When a person stops abusing alcohol, many of the physical ailments accompanying the drinking are resolved, such as hangovers, lack of appetite, vomiting, black-outs, liver or heart problems. But according to Psychology Today, unless a recovered individual works on the emotional aspects that can trigger relapse, he or she may not be able to cope with the difficult feelings or situations that alcohol used to address. Unless new coping mechanisms are not only learned but used, an individual addicted to alcohol may wind up acting the same way as when actively drinking, engaging in dry drunk behavior.
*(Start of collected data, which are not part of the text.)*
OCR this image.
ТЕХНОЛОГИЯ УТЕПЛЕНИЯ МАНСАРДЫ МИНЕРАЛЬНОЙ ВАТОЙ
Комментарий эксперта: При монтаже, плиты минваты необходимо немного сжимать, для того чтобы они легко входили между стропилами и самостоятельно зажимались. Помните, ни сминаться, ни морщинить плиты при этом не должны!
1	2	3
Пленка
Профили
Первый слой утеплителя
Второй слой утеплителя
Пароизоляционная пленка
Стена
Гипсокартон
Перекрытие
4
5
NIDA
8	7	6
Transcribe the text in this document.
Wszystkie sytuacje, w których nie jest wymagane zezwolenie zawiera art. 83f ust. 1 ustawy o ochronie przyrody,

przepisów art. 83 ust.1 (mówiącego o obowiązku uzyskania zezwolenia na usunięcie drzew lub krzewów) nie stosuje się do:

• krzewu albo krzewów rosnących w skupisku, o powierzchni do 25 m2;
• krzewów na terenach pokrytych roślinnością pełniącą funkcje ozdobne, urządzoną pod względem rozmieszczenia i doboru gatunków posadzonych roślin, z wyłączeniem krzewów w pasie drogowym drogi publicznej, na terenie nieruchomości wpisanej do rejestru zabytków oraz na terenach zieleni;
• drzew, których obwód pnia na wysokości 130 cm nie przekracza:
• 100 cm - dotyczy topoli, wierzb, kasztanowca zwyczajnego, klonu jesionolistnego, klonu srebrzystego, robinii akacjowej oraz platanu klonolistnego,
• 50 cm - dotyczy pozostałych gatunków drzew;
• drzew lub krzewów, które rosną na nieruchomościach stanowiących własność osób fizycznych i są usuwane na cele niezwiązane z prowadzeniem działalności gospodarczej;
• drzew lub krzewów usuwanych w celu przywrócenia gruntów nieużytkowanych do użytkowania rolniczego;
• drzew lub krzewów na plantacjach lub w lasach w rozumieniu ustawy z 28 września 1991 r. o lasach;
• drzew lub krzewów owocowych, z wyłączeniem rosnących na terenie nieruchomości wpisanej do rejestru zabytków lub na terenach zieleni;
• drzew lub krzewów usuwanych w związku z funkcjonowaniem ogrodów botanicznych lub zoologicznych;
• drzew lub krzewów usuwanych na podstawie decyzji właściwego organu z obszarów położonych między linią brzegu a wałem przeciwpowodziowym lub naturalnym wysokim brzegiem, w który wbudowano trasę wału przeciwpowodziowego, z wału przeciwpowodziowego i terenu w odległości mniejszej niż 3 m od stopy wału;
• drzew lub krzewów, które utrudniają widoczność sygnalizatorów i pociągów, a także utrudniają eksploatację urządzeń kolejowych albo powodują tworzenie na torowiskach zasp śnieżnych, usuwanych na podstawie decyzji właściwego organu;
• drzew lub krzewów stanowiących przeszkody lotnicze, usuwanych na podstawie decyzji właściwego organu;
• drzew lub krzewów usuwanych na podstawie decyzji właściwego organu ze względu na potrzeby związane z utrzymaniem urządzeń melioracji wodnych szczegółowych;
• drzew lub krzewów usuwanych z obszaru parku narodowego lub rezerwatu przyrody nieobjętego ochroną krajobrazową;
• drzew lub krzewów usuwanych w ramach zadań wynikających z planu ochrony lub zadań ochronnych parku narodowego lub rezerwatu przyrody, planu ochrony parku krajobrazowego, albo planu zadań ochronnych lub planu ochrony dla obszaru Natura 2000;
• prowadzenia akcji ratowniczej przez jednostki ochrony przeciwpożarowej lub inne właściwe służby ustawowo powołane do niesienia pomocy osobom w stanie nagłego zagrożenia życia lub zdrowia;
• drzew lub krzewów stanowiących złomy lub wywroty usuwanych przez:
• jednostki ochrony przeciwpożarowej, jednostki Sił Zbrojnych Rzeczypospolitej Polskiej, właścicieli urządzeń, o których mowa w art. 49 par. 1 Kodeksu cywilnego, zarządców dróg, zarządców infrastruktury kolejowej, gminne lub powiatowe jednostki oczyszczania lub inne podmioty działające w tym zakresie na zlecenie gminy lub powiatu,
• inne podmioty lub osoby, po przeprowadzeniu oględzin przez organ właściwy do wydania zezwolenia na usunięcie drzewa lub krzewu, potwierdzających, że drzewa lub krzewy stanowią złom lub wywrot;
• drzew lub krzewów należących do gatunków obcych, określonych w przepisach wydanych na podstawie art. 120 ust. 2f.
What to Do When Facing a Dry Drunk

When facing a dry drunk, it can be hard to know what to do. You may be tempted to nag, browbeat and criticize, which may be what you did when your loved one was abusing alcohol. That would make two of you acting out in dysfunctional ways. It’s why your own program of recovery, such as Alanon or therapy, are helpful while your loved one is drinking, recovering, or engaging in dry drunk behavior. It’s important to detach from the behavior as much as possible and live your own life as fully as you can.

Many dry drunks drink again and have to go through the process of overcoming denial once more, reaching out for help, and perhaps facing treatment for the first time. Some have to return to treatment multiple times if they haven’t picked up the stress management tools provided the first time around. It’s painful to watch someone you love or admire go through the throes of a dry drunk, and it’s annoying, as well. But for those who love an alcoholic, patience is sometimes the most important virtue. Step back and allow your loved one to find his or her own bottom, which may be difficult, but which is the straightest path to recovery.